ZIRP may increase effective demand to the extent that it reduces savings desires in the non-government sector.

To what extent it would do that is simply unknown.

But, assuming government spends to offset saving desires, it does redistribute income away from risk-averse savers towards people who are likely to buy stuff.

"unless you ramp up the state pension hugely, low annuity rates leave a huge hole in private pensions."

Saving for pensions is madness. Pensions are always a current production distribution issue. Therefore to have a solution that requires offsetting massive paradox of thrift effects over decades is about the worst design you could possibly come up with.

Have a look at the net government debt aggregates this quarter to see what happens when a pension fund is transferred from a capital sum to a 'pay-as-you-go' system.

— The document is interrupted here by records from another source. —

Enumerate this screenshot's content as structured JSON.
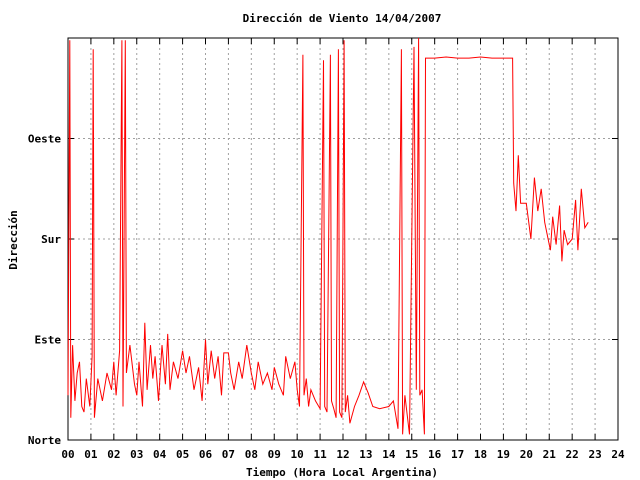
{
  "chart_data": {
    "type": "line",
    "title": "Dirección de Viento 14/04/2007",
    "xlabel": "Tiempo (Hora Local Argentina)",
    "ylabel": "Dirección",
    "xlim": [
      0,
      24
    ],
    "ylim": [
      0,
      360
    ],
    "x_ticks": [
      "00",
      "01",
      "02",
      "03",
      "04",
      "05",
      "06",
      "07",
      "08",
      "09",
      "10",
      "11",
      "12",
      "13",
      "14",
      "15",
      "16",
      "17",
      "18",
      "19",
      "20",
      "21",
      "22",
      "23",
      "24"
    ],
    "y_ticks": [
      {
        "value": 0,
        "label": "Norte"
      },
      {
        "value": 90,
        "label": "Este"
      },
      {
        "value": 180,
        "label": "Sur"
      },
      {
        "value": 270,
        "label": "Oeste"
      }
    ],
    "grid": true,
    "series_color": "#ff0000",
    "series": [
      {
        "values": [
          [
            0.0,
            40
          ],
          [
            0.08,
            358
          ],
          [
            0.12,
            20
          ],
          [
            0.2,
            85
          ],
          [
            0.3,
            35
          ],
          [
            0.4,
            60
          ],
          [
            0.5,
            70
          ],
          [
            0.6,
            30
          ],
          [
            0.7,
            25
          ],
          [
            0.8,
            55
          ],
          [
            0.95,
            30
          ],
          [
            1.05,
            75
          ],
          [
            1.1,
            350
          ],
          [
            1.15,
            20
          ],
          [
            1.3,
            55
          ],
          [
            1.5,
            35
          ],
          [
            1.7,
            60
          ],
          [
            1.9,
            45
          ],
          [
            2.0,
            70
          ],
          [
            2.1,
            40
          ],
          [
            2.25,
            80
          ],
          [
            2.35,
            358
          ],
          [
            2.4,
            30
          ],
          [
            2.5,
            358
          ],
          [
            2.55,
            60
          ],
          [
            2.7,
            85
          ],
          [
            2.9,
            50
          ],
          [
            3.0,
            40
          ],
          [
            3.1,
            70
          ],
          [
            3.25,
            30
          ],
          [
            3.35,
            105
          ],
          [
            3.45,
            45
          ],
          [
            3.6,
            85
          ],
          [
            3.7,
            55
          ],
          [
            3.8,
            75
          ],
          [
            3.95,
            35
          ],
          [
            4.1,
            85
          ],
          [
            4.25,
            50
          ],
          [
            4.35,
            95
          ],
          [
            4.45,
            45
          ],
          [
            4.6,
            70
          ],
          [
            4.8,
            55
          ],
          [
            5.0,
            80
          ],
          [
            5.15,
            60
          ],
          [
            5.3,
            75
          ],
          [
            5.5,
            45
          ],
          [
            5.7,
            65
          ],
          [
            5.85,
            35
          ],
          [
            6.0,
            90
          ],
          [
            6.1,
            50
          ],
          [
            6.25,
            80
          ],
          [
            6.4,
            55
          ],
          [
            6.55,
            75
          ],
          [
            6.7,
            40
          ],
          [
            6.8,
            78
          ],
          [
            7.0,
            78
          ],
          [
            7.1,
            60
          ],
          [
            7.25,
            45
          ],
          [
            7.45,
            70
          ],
          [
            7.6,
            55
          ],
          [
            7.8,
            85
          ],
          [
            8.0,
            60
          ],
          [
            8.15,
            45
          ],
          [
            8.3,
            70
          ],
          [
            8.5,
            50
          ],
          [
            8.7,
            60
          ],
          [
            8.9,
            45
          ],
          [
            9.0,
            65
          ],
          [
            9.2,
            50
          ],
          [
            9.4,
            40
          ],
          [
            9.5,
            75
          ],
          [
            9.7,
            55
          ],
          [
            9.9,
            70
          ],
          [
            10.0,
            45
          ],
          [
            10.1,
            30
          ],
          [
            10.25,
            345
          ],
          [
            10.3,
            40
          ],
          [
            10.4,
            55
          ],
          [
            10.5,
            30
          ],
          [
            10.6,
            45
          ],
          [
            10.8,
            35
          ],
          [
            11.0,
            28
          ],
          [
            11.15,
            340
          ],
          [
            11.2,
            30
          ],
          [
            11.3,
            25
          ],
          [
            11.45,
            345
          ],
          [
            11.5,
            35
          ],
          [
            11.6,
            28
          ],
          [
            11.7,
            20
          ],
          [
            11.8,
            350
          ],
          [
            11.85,
            25
          ],
          [
            11.95,
            20
          ],
          [
            12.05,
            358
          ],
          [
            12.1,
            25
          ],
          [
            12.2,
            40
          ],
          [
            12.3,
            15
          ],
          [
            12.5,
            30
          ],
          [
            12.7,
            40
          ],
          [
            12.9,
            52
          ],
          [
            13.1,
            42
          ],
          [
            13.3,
            30
          ],
          [
            13.6,
            28
          ],
          [
            14.0,
            30
          ],
          [
            14.2,
            35
          ],
          [
            14.4,
            10
          ],
          [
            14.55,
            350
          ],
          [
            14.6,
            5
          ],
          [
            14.7,
            40
          ],
          [
            14.9,
            5
          ],
          [
            15.1,
            352
          ],
          [
            15.2,
            45
          ],
          [
            15.3,
            360
          ],
          [
            15.35,
            40
          ],
          [
            15.45,
            45
          ],
          [
            15.55,
            5
          ],
          [
            15.6,
            342
          ],
          [
            16.0,
            342
          ],
          [
            16.5,
            343
          ],
          [
            17.0,
            342
          ],
          [
            17.5,
            342
          ],
          [
            18.0,
            343
          ],
          [
            18.5,
            342
          ],
          [
            19.0,
            342
          ],
          [
            19.4,
            342
          ],
          [
            19.45,
            230
          ],
          [
            19.55,
            205
          ],
          [
            19.65,
            255
          ],
          [
            19.75,
            212
          ],
          [
            20.0,
            212
          ],
          [
            20.2,
            180
          ],
          [
            20.35,
            235
          ],
          [
            20.5,
            205
          ],
          [
            20.65,
            225
          ],
          [
            20.8,
            195
          ],
          [
            20.95,
            180
          ],
          [
            21.05,
            170
          ],
          [
            21.15,
            200
          ],
          [
            21.3,
            175
          ],
          [
            21.45,
            210
          ],
          [
            21.55,
            160
          ],
          [
            21.65,
            188
          ],
          [
            21.8,
            175
          ],
          [
            22.0,
            180
          ],
          [
            22.15,
            215
          ],
          [
            22.25,
            170
          ],
          [
            22.4,
            225
          ],
          [
            22.55,
            190
          ],
          [
            22.7,
            195
          ]
        ]
      }
    ]
  }
}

The Post Office pension fund was effectively 'nationalised' skewing the figures.




Anders said...

Neil - this is depressing to read.

I like the idea of lobbying politicians, the BoE/OBR or my trade association against austerity on MMT grounds, but it sounds as if you would see little point in doing so.

Neil Wilson said...

I think the lobbying has to go to the youth. The establishment aren't going the change - they have what they want.

The young, however, are stuffed AFAICS.

So why aren't they angry?

Anders said...

The young seem to be rendered supine by Apple hardware and social media (unlike the effect such things have had in other parts of the world..)

The establishment have what they want in terms of overall income/wealth distribution, but this is at the cost of a lower real GDP trajectory than would otherwise be the case.

There is presumably a trade-off between social stability and GDP growth. I would think many of the establishment might actually embrace some faster GDP growth from a more MMT-enlightened set-up, even at the cost of losing some of their protections against the 99%.

Admittedly rentiers - specifically bond investors and those living off interest income - will never find MMT compelling. But as an equity investor (who happens to be egalitarian by my industry's standards), MMT strikes me as highly appealing from a professional perspective. Whilst there are a plethora of US CEOs (de facto equity investors) queueing up to tell Congress to balance the budget, I would hope that parts of my industry could be enlisted to support the cause. But if no comprehensive argument can be constructed without entailing radical changes such as abolishing govt bonds and private pensions, it looks rather hopeless.

Neil Wilson said...

"The establishment have what they want in terms of overall income/wealth distribution, but this is at the cost of a lower real GDP trajectory than would otherwise be the case."

Correct.

And you are correct that in absolute terms an MMT economy would be wealthier and the rich much wealthier than they are now.

But in relative terms they would definitely be less wealthy.

And it appears that they would prefer to have the finest mud hut on the Savannah than the slightly better Leah jet in an airport full of private planes.

Private pensions should go and government bonds should go because they are just rentier devices. They add nothing macro-economically. What is left then is genuine capitalist investment in productive firms for an income return.

Perhaps it is time to put an argument together as to why MMT presents a compelling case for the genuine capitalist.